Saving this doesn't have to be heavier-weight than just writing one value in an underlying thread-local cell if the parameterization is implemented as a fast table (Racket has an especially clever implementation of it in its CS version).  So semantically correct promises can be as light-weight as they currently already are.
 
My upcoming SRFI on control operators will say a word on this.

 
Currently the delay form is broken for things like

    (define p (delay (display "foo")))

because the port on which foo is output is not clear… it depends on where the first call of (force p) is done, and this could depend on various factors not locally apparent.

That's true.  But there are other problems: for example, closing over the current-output-port parameter does not help if the underlying port itself has been closed in the main program.

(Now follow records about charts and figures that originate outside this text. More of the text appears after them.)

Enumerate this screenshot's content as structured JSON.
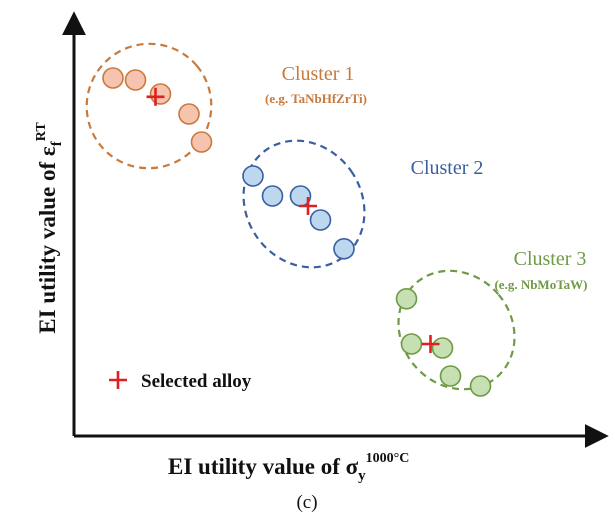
{
  "chart_data": {
    "type": "scatter",
    "title": "",
    "xlabel": {
      "main": "EI utility value of σ",
      "sub": "y",
      "sup": "1000°C"
    },
    "ylabel": {
      "main": "EI utility value of ε",
      "sub": "f",
      "sup": "RT"
    },
    "xlim": [
      0,
      10
    ],
    "ylim": [
      0,
      10
    ],
    "grid": false,
    "ticks": false,
    "caption": "(c)",
    "legend": {
      "placement": "bottom-left",
      "marker": "+",
      "label": "Selected alloy",
      "color": "#e02020"
    },
    "clusters": [
      {
        "name": "Cluster 1",
        "example": "(e.g. TaNbHfZrTi)",
        "color": "#c77a3e",
        "fill": "#f6c4ae",
        "ellipse": {
          "cx": 1.5,
          "cy": 8.25,
          "rx": 1.25,
          "ry": 1.55,
          "rotation": -40
        },
        "points": [
          [
            0.78,
            8.95
          ],
          [
            1.23,
            8.9
          ],
          [
            1.73,
            8.55
          ],
          [
            2.3,
            8.05
          ],
          [
            2.55,
            7.35
          ]
        ],
        "selected": [
          1.63,
          8.48
        ]
      },
      {
        "name": "Cluster 2",
        "example": "",
        "color": "#3a5fa0",
        "fill": "#bdd7ee",
        "ellipse": {
          "cx": 4.6,
          "cy": 5.8,
          "rx": 1.15,
          "ry": 1.65,
          "rotation": -35
        },
        "points": [
          [
            3.58,
            6.5
          ],
          [
            3.97,
            6.0
          ],
          [
            4.53,
            6.0
          ],
          [
            4.93,
            5.4
          ],
          [
            5.4,
            4.68
          ]
        ],
        "selected": [
          4.68,
          5.75
        ]
      },
      {
        "name": "Cluster 3",
        "example": "(e.g. NbMoTaW)",
        "color": "#6f9a45",
        "fill": "#c6e0b4",
        "ellipse": {
          "cx": 7.65,
          "cy": 2.65,
          "rx": 1.1,
          "ry": 1.55,
          "rotation": -40
        },
        "points": [
          [
            6.65,
            3.43
          ],
          [
            6.75,
            2.3
          ],
          [
            7.37,
            2.2
          ],
          [
            7.53,
            1.5
          ],
          [
            8.13,
            1.25
          ]
        ],
        "selected": [
          7.13,
          2.3
        ]
      }
    ]
  }
}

These two problems are (fundamentally) different:

Closing a port is a destructive, non-pure operation.  It has always been clear that lazy evaluation does not work well with non-pure code (forcing Haskell to be a pure language). 

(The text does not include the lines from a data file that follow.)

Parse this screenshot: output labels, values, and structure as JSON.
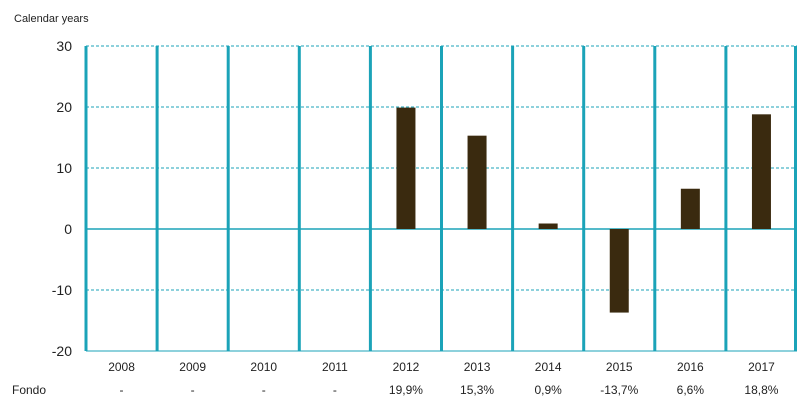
{
  "chart_data": {
    "type": "bar",
    "ylabel": "Calendar years",
    "categories": [
      "2008",
      "2009",
      "2010",
      "2011",
      "2012",
      "2013",
      "2014",
      "2015",
      "2016",
      "2017"
    ],
    "series": [
      {
        "name": "Fondo",
        "values": [
          null,
          null,
          null,
          null,
          19.9,
          15.3,
          0.9,
          -13.7,
          6.6,
          18.8
        ],
        "labels": [
          "-",
          "-",
          "-",
          "-",
          "19,9%",
          "15,3%",
          "0,9%",
          "-13,7%",
          "6,6%",
          "18,8%"
        ]
      }
    ],
    "yticks": [
      "30",
      "20",
      "10",
      "0",
      "-10",
      "-20"
    ],
    "ylim": [
      -20,
      30
    ],
    "grid": true,
    "colors": {
      "bar": "#3a2a0f",
      "grid": "#1ba3b8",
      "separator": "#1ba3b8",
      "zero_line": "#1ba3b8",
      "axis": "#1ba3b8"
    }
  }
}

Dynamically binding a parameter, on the other hand, should be considered a pure operation, which, in effect, "just" saves typing in passing arguments around explicitly.  With the broken promise semantics of R7RS, however, binding a parameter becomes an impure operation, which is wrong. And parameters would no longer be equivalent to implicitly passed arguments.

PS SRFI 155 suggests resolving any incompatibility with previous standards by deprecating (scheme lazy) and offering the "corrected" version in (scheme promise).